Bitcoin Price Action: 3 Key Signals of Rising BTC Selling Pressure
Recent Bitcoin exchange data suggests the market is facing stronger spot-side selling pressure, as Binance inflows remain elevated while exchange reserves recover from April lows. CryptoQuant analyst Darkfost noted that the shift emerged during a broader market correction shaped by geopolitical tensions and risk-off sentiment.
The data points to three interconnected signals behind the pressure: persistent Binance deposits, declining apparent demand, and weaker unrealized profits. Together, they help explain why traders are closely watching whether recent inflows reflect profit-taking, reduced exposure, or defensive repositioning.
Binance Inflows Signal Growing Exchange Pressure
The first signal is the sharp rise in Bitcoin inflows to Binance. On May 16, the weekly average stood at 378 BTC. According to the latest figures, that number climbed to 1,190 BTC — more than tripling in less than 10 days.

Source: CryptoQuant
The largest single-day inflow occurred on May 18, when more than 3,600 BTC were transferred to Binance. Darkfost described this as a relatively high one-day figure that demonstrates the intensity of the movement.
Exchange inflows are closely monitored because coins moved onto trading platforms are often associated with selling activity, profit-taking, or defensive portfolio adjustments. While inflows alone do not confirm every holder’s intentions, sustained increases generally point to greater available supply on exchanges.
A second related signal is the rebound in Binance reserves. Exchange holdings increased from approximately 616,000 BTC on April 24 to around 632,000 BTC, adding roughly 16,000 BTC over the past month. This recovery followed a period of declining reserves, making the recent reversal particularly noticeable.
Demand Has Fallen to the Weakest Level of the Year
Darkfost also highlighted the apparent demand metric, which has dropped to its most negative level of the year.
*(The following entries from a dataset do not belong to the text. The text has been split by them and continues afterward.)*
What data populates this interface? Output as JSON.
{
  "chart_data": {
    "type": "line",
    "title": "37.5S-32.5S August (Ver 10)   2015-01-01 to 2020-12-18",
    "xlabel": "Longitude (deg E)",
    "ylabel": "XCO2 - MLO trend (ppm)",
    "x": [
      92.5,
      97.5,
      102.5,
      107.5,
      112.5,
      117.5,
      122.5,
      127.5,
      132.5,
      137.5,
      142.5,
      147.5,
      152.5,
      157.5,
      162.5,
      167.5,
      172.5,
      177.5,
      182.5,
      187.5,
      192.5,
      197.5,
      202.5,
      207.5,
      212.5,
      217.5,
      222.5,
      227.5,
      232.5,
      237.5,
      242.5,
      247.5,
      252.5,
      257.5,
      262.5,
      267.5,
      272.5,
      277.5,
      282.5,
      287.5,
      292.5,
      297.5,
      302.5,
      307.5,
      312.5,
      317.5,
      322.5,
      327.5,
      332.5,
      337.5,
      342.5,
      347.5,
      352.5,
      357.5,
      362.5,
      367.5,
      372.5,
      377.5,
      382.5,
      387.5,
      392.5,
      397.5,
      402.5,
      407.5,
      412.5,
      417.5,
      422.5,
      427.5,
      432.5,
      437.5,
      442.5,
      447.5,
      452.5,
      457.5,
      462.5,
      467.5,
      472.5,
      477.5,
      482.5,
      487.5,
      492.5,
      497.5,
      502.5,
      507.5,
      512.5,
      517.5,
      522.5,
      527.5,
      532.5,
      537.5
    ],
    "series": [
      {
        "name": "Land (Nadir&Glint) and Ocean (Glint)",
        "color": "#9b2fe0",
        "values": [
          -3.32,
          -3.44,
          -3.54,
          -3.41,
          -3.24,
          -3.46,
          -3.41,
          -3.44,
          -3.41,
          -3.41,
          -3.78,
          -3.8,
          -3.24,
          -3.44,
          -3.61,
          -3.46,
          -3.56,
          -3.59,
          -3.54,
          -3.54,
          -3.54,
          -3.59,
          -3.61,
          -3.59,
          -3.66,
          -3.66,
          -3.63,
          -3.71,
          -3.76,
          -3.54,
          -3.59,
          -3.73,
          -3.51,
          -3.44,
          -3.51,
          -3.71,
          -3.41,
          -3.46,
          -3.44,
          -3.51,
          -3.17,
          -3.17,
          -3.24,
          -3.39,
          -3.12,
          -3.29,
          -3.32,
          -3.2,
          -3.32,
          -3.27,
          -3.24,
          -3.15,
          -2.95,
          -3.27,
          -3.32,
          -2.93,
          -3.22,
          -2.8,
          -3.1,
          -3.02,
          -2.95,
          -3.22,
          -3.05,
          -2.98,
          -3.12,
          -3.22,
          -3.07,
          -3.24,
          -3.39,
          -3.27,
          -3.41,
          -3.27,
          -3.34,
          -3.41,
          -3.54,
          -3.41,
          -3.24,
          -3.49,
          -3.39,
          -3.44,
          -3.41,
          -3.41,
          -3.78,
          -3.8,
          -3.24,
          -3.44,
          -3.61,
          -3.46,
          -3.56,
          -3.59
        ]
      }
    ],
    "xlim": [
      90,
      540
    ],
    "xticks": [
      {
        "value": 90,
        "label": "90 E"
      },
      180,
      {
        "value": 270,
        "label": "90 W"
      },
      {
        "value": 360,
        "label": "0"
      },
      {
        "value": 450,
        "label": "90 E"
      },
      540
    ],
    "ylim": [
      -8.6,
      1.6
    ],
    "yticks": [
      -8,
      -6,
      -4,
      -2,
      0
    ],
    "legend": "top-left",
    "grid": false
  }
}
The estimate now sits near minus 147,000 BTC, reflecting bearish conditions last seen in December 2025.

Source: CryptoQuant
Apparent demand compares newly issued supply with coins that have remained inactive for more than a year. The metric is commonly used to evaluate whether long-term accumulation is strong enough to absorb fresh supply entering the market.
However, the latest data shows demand continuing to weaken. According to Darkfost, sustainable rallies typically require genuine spot demand, whereas futures-driven momentum can only support short-term price movements.
Profitable Supply Remains Below Typical Bull Market Levels
The third signal comes from the profitable supply metric. Roughly 61% of Bitcoin’s circulating supply is currently held at a profit, which Darkfost says remains relatively weak compared to historical bull market conditions.
During stronger bullish phases, profitable supply usually exceeds 75%. By contrast, bear market periods are associated with much higher levels of underwater holdings, with nearly 45% of supply held at a loss.

Source: CryptoQuant
When Bitcoin previously dropped below $60,000, profitable supply nearly balanced out at around 51.1%. The current reading of 61% suggests holders still have less unrealized profit than is typically seen during stronger market expansions.
Taken together, these three signals help explain why selling pressure has become a central market theme. Binance inflows have increased, reserves are rebuilding, demand is weakening, and profit cushions remain below historical bull market norms.